Penguin activity#

Background#

In this activity, we will install TensorFlow and use it to make a neural network for predicting Penguin species from the Palmer Penguin dataset. The data can be downloaded from here.

../_images/penguins.png

Artwork by @allison_horst

We talked about it in class but, as a reminder, this dataset contains attributes for 342 penguins collected from three islands in the Palmer Archipelago, Antarctica. More information about the Palmer Penguin dataset can be found here.

Our goal in this activity is to predict body mass using the other features in the dataset (i.e. culmen length, culmen depth, and flipper length). To do this, we will perform regression using a neural network.


Task 1 (0 points)#

We first need to install TensorFlow which, on MacOS at least, requires Python 3.9-3.11. The easiest way to do this is to open an Anaconda Prompt (miniconda3) (Windows) or Terminal (macOS) and create a new environment called tf:

conda create --name tf python=3.11

Activate the environment:

conda activate tf
  • Install tensorflow using pip:

pip install tensorflow
  • Install some other packages:

pip install notebook pandas matplotlib scikit-learn
  • Open a jupyter notebook

jupyter notebook

Tip

If you run this command from your course folder, your .ipynb assignment will automatically be saved there.


Task 2 (0 points)#

Import the Penguin dataset by running the following:

Note

You will need to change the path name to the csv file

# Import packages
import pandas as pd
import numpy as np
from sklearn.preprocessing import StandardScaler
from sklearn.model_selection import train_test_split

# Read training data
df = pd.read_csv(`data/penguins.csv')

# Define feature list
feature_list =  ['Culmen Length (mm)', 'Culmen Depth (mm)',
       'Flipper Length (mm)']
X = df[feature_list]
y = df['Body Mass (g)']

# Standarize features
x_scaler = StandardScaler()  
X_scaled = x_scaler.fit_transform(X)
X_scaled = pd.DataFrame(X_scaled, columns=X.columns)
X_scaled.index = X.index

y_scaler = StandardScaler()  
y_scaled = y_scaler.fit_transform(y.values.reshape(-1, 1))
y_scaled = pd.DataFrame(y_scaled.flatten(), index=y.index, columns=[y.name])

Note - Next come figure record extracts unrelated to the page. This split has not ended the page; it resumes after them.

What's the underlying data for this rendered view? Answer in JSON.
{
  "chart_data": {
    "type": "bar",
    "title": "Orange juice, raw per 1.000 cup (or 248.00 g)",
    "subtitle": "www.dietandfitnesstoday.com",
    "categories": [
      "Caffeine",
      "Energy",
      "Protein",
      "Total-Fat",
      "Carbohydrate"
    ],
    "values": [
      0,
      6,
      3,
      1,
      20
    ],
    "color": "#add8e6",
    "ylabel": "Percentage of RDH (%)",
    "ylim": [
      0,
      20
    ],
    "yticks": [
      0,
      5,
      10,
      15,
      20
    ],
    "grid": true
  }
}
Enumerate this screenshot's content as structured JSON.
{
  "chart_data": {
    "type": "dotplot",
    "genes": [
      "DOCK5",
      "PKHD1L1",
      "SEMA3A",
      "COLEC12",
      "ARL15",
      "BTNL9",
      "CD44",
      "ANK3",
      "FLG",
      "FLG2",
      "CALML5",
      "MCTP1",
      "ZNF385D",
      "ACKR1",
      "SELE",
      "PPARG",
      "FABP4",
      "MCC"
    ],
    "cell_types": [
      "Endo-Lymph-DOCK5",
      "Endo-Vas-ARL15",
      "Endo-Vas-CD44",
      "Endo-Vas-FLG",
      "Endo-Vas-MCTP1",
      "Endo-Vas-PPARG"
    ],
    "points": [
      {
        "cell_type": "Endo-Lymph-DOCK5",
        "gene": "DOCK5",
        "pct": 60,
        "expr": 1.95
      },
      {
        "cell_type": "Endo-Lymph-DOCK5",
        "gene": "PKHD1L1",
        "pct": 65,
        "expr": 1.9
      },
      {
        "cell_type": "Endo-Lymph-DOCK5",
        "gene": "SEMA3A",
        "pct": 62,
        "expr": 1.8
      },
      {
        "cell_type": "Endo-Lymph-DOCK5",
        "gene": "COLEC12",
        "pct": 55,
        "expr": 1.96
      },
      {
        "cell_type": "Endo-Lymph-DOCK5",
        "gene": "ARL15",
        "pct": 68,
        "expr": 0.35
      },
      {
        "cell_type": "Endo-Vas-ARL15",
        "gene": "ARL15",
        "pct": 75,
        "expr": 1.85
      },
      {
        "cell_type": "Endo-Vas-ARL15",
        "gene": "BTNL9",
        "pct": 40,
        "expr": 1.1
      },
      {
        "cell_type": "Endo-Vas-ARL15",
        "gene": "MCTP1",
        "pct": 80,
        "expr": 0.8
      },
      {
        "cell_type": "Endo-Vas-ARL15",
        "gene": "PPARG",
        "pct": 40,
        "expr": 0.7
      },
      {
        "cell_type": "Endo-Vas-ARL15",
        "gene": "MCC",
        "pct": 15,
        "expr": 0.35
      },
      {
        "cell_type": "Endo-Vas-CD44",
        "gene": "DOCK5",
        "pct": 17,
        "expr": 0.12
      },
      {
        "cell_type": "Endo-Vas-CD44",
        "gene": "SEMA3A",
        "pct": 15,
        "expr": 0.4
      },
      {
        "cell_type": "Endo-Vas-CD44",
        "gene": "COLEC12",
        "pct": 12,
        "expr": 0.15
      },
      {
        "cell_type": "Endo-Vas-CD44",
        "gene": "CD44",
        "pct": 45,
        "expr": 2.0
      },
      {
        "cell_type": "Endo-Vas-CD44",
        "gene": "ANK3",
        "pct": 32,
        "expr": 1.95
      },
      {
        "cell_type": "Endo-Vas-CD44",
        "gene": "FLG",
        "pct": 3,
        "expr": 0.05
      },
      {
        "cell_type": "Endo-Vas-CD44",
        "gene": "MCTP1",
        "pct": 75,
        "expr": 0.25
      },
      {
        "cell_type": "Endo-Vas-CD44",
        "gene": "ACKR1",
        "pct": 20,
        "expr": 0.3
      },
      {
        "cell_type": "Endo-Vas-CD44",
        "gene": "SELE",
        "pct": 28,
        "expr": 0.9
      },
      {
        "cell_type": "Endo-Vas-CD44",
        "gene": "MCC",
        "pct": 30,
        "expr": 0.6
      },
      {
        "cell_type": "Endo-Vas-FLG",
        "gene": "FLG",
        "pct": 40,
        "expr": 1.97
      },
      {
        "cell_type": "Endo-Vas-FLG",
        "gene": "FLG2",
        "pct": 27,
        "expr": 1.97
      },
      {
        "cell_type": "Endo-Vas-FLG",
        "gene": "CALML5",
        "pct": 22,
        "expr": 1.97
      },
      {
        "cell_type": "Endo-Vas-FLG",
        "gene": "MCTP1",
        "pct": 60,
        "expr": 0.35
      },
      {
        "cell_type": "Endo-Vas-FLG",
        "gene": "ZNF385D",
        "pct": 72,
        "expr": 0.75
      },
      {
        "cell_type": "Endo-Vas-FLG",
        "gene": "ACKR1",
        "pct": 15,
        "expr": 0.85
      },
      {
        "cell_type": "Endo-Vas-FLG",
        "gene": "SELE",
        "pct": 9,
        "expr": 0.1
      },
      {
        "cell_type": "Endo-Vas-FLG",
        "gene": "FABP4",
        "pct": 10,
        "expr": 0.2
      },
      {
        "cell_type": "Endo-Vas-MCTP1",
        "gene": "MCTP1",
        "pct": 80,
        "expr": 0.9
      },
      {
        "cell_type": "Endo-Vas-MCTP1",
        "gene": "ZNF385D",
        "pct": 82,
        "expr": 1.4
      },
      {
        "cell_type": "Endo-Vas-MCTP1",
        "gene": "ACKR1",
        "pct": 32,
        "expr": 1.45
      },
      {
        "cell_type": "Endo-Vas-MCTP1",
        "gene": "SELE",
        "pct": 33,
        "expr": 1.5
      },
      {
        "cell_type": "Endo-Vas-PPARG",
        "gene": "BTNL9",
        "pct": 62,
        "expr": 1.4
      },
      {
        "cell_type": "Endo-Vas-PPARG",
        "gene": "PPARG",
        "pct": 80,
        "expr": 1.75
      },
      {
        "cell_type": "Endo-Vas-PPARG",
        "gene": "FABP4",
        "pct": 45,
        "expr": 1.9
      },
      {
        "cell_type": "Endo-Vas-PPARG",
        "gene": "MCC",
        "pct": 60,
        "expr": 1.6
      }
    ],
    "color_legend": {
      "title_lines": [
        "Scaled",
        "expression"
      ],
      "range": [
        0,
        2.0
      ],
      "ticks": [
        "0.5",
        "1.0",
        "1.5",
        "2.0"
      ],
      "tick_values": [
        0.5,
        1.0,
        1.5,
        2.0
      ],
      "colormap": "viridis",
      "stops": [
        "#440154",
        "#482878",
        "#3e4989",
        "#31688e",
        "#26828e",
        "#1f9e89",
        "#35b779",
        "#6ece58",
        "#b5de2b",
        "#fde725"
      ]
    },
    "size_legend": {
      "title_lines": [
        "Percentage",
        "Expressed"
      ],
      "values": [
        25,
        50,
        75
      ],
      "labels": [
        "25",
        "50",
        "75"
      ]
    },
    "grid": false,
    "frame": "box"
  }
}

# Split into training, testing, and validation
X_train, X_test, y_train, y_test = train_test_split(
    X_scaled, y_scaled, test_size=0.2, random_state=42)

To expedite things, this code standardizes the data and defines training and testing datasets.


Task 3 (10 points)#

  • Build a feedforward neural network that predicts y_train from X_train using TensorFlow.

Note

The model should contain at least one hidden layer.

  • Evaluate the mean absolute error (MAE) of your model by running:

# Predict on test set
y_pred_scaled = model.predict(X_test).flatten()
y_pred = y_scaler.inverse_transform(y_pred_scaled.reshape(1, -1)).flatten()
y_actual = np.array(y_scaler.inverse_transform(y_test)).flatten()

# Report MAE
print('MAE = %.2f g' % (np.mean(np.abs(y_actual-y_pred))))
  • Plot the predictions of your model by running:

# Plot
fig, ax = plt.subplots(figsize=(10, 4))
ax.scatter(y_actual, y_pred, zorder=3)
ax.plot([2500, 6500], [2500, 6500], lw=2, zorder=3)
ax.set_ylabel('Predicted body mass (g)', fontsize=12)
ax.set_xlabel('Actual body mass (g)', fontsize=12)
ax.tick_params(axis='both', which='major', labelsize=12)
ax.grid(ls='dashed', lw=1, zorder=1)
ax.text(0.05, 0.95, f"MAE = {mae:.2f} g", transform=ax.transAxes, 
        fontsize=12, verticalalignment='top', 
        bbox=dict(boxstyle="round,pad=0.3", fc="white", 
              ec="black", alpha=0.7))

Task 3 (5 points)#

Tinker with your model to see if you can improve your MAE.


Important

Save your notebook locally in both .ipynb and .pdf formats but only submit the pdf to Canvas.